Chelle Summer


The Chair

Michelle Rusk

On a sunny day several months after my mom's death in 2014, I dropped off some of her stuff at a local thrift store that benefits local animals. No one helped me unload the car and as I drove away, a chair she always sat in– one that was in our living room most of my life– stood alone on the loading dock waiting for someone to take it inside.

I didn't think much about the chair in the past few years. I hadn't been sure what I could do with it because it matched the decor of our Chicago suburban home, not my Albuquerque mid-century design. It's just one of many items I've held onto only later to finally give away (many of them because I did two cross country moves over a year and a half) because I wasn't sure how I could use them in the future.

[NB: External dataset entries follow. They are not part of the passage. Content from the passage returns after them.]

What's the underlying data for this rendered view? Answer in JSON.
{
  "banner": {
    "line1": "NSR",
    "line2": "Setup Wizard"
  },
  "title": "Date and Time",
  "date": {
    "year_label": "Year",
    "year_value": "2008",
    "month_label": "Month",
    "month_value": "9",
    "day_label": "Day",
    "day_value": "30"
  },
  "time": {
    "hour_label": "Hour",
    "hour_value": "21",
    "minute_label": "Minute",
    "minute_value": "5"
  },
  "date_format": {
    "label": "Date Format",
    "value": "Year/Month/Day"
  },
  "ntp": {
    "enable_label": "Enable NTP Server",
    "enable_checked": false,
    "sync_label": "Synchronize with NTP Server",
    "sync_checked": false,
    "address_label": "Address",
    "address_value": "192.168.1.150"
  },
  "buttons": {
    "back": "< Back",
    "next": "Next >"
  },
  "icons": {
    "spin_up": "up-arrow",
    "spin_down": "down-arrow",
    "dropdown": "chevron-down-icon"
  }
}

About a month ago, however, I saw something that sparked an idea of what I could have done with the chair. I saw how I could have repainted and reupholstered it to match my decor. This isn't the first time that's happened but it stayed with me until I finally let it go– probably because I got distracted by other projects I'm working on.

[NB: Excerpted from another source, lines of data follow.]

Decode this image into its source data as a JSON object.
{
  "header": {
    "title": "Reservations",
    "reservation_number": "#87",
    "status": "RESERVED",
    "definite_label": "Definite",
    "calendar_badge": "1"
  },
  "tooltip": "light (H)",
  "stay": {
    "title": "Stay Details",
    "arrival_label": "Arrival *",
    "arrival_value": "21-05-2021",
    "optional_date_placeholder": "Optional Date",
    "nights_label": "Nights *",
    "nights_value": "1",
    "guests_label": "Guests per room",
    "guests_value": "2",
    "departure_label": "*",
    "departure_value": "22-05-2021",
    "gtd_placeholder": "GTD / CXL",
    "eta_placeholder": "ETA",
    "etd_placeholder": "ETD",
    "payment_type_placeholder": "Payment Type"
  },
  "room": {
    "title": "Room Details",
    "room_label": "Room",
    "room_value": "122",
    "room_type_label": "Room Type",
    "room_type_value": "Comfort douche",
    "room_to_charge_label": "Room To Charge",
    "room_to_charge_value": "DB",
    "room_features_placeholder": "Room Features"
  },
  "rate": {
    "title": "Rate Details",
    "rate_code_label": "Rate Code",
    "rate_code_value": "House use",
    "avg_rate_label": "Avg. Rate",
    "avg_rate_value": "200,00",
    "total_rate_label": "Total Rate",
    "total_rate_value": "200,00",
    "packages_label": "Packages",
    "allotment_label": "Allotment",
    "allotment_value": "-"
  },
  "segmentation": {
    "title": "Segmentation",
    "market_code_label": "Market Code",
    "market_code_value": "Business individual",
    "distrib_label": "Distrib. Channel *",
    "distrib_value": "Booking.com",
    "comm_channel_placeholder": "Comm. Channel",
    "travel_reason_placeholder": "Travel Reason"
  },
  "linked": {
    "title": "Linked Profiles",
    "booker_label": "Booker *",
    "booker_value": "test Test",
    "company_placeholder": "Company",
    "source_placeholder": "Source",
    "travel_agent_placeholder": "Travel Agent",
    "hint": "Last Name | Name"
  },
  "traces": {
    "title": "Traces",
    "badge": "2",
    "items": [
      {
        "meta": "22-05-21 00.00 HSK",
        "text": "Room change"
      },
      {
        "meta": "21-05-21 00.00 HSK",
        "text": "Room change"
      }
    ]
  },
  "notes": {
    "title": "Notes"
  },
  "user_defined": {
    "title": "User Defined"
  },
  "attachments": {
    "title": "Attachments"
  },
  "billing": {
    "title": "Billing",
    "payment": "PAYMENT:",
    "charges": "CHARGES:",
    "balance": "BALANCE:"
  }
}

Then on Veteran's Day– a day both Greg and I had off from work– we went to an estate sale in an older neighborhood (actually, the one that he grew up in), nearby and I spotted a great chair in the living room. It was a rather small house, built in the 1940s, and the chair looked huge. But comfortable. And an ottoman no less!

We purchased our items and went home. 

But I couldn't stop thinking about the chair. It wasn't overpriced. It was in good condition. It could wait until we found the right fabric to redo it.

And when we went back the next morning, it was still there.

We brought it home; I worried it would be too big for the living room. I moved the chair in its place to my office where I found it actually looked better. The new chair was perfect in its new home.

Finally, it was something Greg and purchased together, part of our new journey together. And a gift from Mom.